Personne passée à une autre ligne d'évasion

Fiche modifiée le 1 mars 2016.

Allen Michael FITZGERALD/ 32310842
115-35, 226th Street, Cambria Heights/Route, Long Island, New York, USA
Né le 30 juillet 1918 dans le Nebraska/ † le 18 novembre 2000 à Rumson, New Jersey, USA
Sergent USAAF, 305 Bomber Group / 364 Bomber Squadron, mitrailleur droit
dans la région de Rouen, Seine-Maritime, France.
Boeing B-17F-BO Flying Fortress, 42-5232, WF-E / "Available Jones", abattu le 04 avril 1943 par la chasse allemande lors d'une mission sur les usines Renault à Paris-Billancourt.
Ecrasé entre le Val et Le Vaudreuil, Eure, Haute Normandie, France.
Durée : environ 4 mois.
Passage des Pyrénées : le 25 juillet 1943.

Informations complémentaires :

Rapport de perte d'équipage MACR 15592. Rapport d'évasion E&E 60 disponible en ligne.

L'appareil décolle de Chelveston vers 10h30 et peu après le largage de ses bombes, il est attaqué à 60km au Sud de Rouen par une nuée de chasseurs allemands. Les moteurs 2 et 3 sont touchés et fument, le système électrique est rendu inutilisable, empêchant toute communication entre les membres de l'équipage. Le bout de l'aile gauche est détruit, le stabilisateur vertical est troué, le système d'alimentation en oxygène est détruit et l'avion perd de l'altitude et le contact avec la formation. Comme son coéquipier Jack Luehrs, Allen Fitzgerald réussit à abattre un des chasseurs. Un obus de 20 mm éclate dans la soute et le projette sur la tôle de blindage et blesse le mécanicien/mitrailleur latéral Sgt Miles L. Cooley. Fitzgerald comprend qu'il faut abandonner l'appareil. Il fait sauter la porte de la trappe d'évacuation, retourne à son poste pour tirer une dernière salve avant de sauter, voit cinq parachutes ouverts en-dessous, et, tandis que le S/Sgt Cooley tente d'extirper le mitrailleur ventral S/Sgt Edward C. Mescher de sa tourelle, il saute à 4300 m d'altitude, suivi du T/Sgt Luehrs et du mitrailleur arrière, Sgt John G. Hollenbeck.

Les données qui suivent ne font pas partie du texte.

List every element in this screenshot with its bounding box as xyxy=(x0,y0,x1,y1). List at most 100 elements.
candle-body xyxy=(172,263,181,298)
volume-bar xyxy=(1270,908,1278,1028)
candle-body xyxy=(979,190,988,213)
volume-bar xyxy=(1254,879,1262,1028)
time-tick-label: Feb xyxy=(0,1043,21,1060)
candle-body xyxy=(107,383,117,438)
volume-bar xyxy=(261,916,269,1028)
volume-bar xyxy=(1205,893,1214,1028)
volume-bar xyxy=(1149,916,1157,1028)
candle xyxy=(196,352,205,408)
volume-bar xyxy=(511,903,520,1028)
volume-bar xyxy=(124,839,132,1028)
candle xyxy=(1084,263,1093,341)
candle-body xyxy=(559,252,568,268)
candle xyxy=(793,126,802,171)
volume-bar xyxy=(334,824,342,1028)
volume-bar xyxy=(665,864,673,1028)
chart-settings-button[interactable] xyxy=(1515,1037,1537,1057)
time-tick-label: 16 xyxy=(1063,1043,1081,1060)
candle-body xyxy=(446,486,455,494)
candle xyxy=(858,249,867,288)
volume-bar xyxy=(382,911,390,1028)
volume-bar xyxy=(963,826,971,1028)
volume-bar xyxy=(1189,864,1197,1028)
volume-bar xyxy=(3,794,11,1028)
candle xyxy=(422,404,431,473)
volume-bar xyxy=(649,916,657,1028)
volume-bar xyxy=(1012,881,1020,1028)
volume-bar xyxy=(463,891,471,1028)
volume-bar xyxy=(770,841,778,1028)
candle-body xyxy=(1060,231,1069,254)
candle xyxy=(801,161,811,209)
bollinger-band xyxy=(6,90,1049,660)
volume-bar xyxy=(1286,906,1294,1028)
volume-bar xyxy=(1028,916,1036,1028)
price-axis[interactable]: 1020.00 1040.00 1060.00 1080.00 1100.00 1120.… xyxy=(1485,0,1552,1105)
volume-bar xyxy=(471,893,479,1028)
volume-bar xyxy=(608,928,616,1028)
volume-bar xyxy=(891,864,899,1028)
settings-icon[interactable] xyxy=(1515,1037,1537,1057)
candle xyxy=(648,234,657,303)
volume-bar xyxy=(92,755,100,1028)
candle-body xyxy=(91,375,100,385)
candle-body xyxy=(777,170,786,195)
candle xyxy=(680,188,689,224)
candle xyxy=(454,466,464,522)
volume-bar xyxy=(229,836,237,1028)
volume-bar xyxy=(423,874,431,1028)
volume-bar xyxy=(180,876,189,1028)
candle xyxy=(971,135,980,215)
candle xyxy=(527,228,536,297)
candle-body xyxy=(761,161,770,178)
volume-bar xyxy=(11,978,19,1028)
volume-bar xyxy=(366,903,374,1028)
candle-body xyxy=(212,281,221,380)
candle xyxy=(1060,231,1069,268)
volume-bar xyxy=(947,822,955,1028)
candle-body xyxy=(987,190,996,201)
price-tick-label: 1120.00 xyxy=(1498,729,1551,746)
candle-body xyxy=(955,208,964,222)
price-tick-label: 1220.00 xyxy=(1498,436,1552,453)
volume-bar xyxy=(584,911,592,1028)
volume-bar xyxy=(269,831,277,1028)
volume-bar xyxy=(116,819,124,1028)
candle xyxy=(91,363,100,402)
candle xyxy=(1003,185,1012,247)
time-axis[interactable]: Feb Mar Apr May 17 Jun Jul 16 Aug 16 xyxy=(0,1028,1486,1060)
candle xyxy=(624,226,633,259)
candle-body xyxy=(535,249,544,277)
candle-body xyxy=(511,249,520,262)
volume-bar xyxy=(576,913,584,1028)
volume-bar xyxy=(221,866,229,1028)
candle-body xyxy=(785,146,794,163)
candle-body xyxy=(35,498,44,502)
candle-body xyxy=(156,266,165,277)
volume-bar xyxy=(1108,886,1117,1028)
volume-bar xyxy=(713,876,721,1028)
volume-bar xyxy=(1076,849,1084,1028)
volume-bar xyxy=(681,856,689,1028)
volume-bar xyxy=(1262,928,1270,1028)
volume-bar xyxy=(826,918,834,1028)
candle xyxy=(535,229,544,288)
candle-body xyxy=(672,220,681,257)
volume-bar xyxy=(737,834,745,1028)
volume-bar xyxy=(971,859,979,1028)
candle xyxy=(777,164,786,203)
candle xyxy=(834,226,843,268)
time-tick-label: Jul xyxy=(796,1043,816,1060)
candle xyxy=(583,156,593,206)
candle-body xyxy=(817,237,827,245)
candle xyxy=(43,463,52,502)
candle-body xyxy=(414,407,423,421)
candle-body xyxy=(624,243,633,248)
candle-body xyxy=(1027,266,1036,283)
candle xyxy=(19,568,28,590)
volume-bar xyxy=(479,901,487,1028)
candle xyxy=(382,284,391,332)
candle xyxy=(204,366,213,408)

Ed Mescher sera le seul à perdre la vie. Sept autres membres de l'équipage seront fait prisonniers : le pilote Lt Morris M. Jones (d'abord évadé, il rencontrera son mitrailleur Fitzgerald à Paris), le copilote Lt Edward T. Logan, le navigateur Lt Homer H. Mohr (d'abord évadé et renseigné comme prisonnier en date du 8 décembre 1943), le bombardier Lt Robert Fabec, le mitrailleur dorsal Sgt William H. Johnson et le S/Sgt Miles Cooley. Le Sgt Hollenbeck parvient d'abord à s'évader mais sera arrêté par la suite et interné lui aussi.

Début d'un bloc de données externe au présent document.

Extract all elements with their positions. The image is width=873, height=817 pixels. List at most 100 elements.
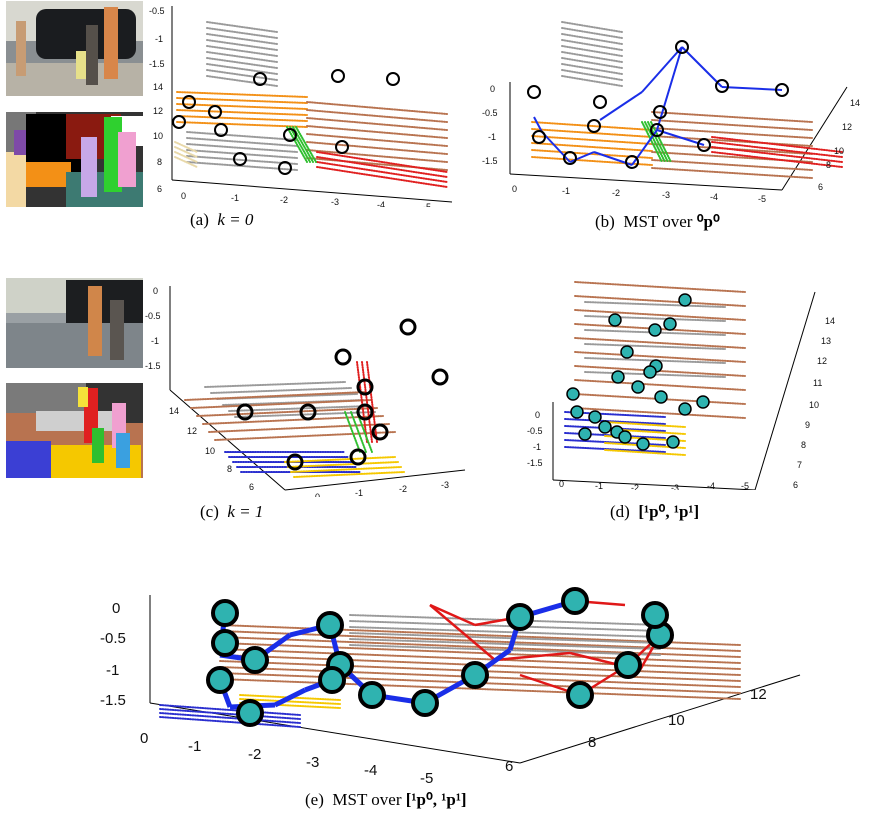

Le parachute d'Allen Fitzgerald refuse d'abord de fonctionner et ne s'ouvre finalement qu'à environ 3000 m et plusieurs chasseurs allemands tournent autour de lui pendant sa chute. Il atterrit dans un champ où plusieurs français s'étaient déjà attroupés pour l'accueillir. On lui enlève son parachute, on lui montre un bois où se cacher et, arrivé là, il s'approche d'un jeune fermier. Fitzgerald, qui parle un peu le français, lui déclare qu'il est Américain et le fermier lui dit de le suivre. Arrivés à la ferme, il se cache dans une étable où on lui apporte des vêtements civils. Ses pièces d'uniforme sont emportées et cachées et, à l'intérieur de la maison de ferme, la fermière lui prépare de quoi manger.

La sœur de la fermière arrive, donne son vélo à Fitzgerald qui roule derrière le fermier jusqu'à une maison à environ 8 km de là, croisant plusieurs véhicules allemands en route. Arrivés à la maison (qu'il décrit ailleurs dans son rapport comme un "château"...), le riche propriétaire, peu amical, insiste pour qu'il parte immédiatement et qu'il se rende, conseillant au fermier de le dénoncer aux Allemands. Fitzgerald et le fermier repartent alors à vélo, roulent 5 à 6 km pour arriver au sud de Rouen à un autre château, très grand, celui de M Roger RAOUL-DUVAL, où l'accueil est tout à fait différent. [Dans l'Appendix "C" de son rapport E&E 60, page 22/30, Fitzgerald écrit "Raul Duval (Rouen)". Il doit donc s'agir du domaine de la Motte qui appartenait à la famille Raoul-Duval et se situait à la limite sud-est du village de Vaudreuil, non loin du lieu du crash de l'appareil. Le fils d'Edgar Raoul-Duval, propriétaire du château, Claude RAOUL-DUVAL, avait rejoint l'Angleterre et, devenu pilote dans la RAF, il sera abattu quelques jours plus tard, le 17 avril 1943, près de Rouen, à bord de son Spitfire BS548 du 341 Squadron. Actif dans le réseau Oaktree, il a par la suite aidé des aviateurs alliés à s'évader, en liaison avec Élisabeth BARBIER à Paris et Comète... - voir ci-dessous - Son propre rapport d'évasion porte le n° SPG 3315/1471.]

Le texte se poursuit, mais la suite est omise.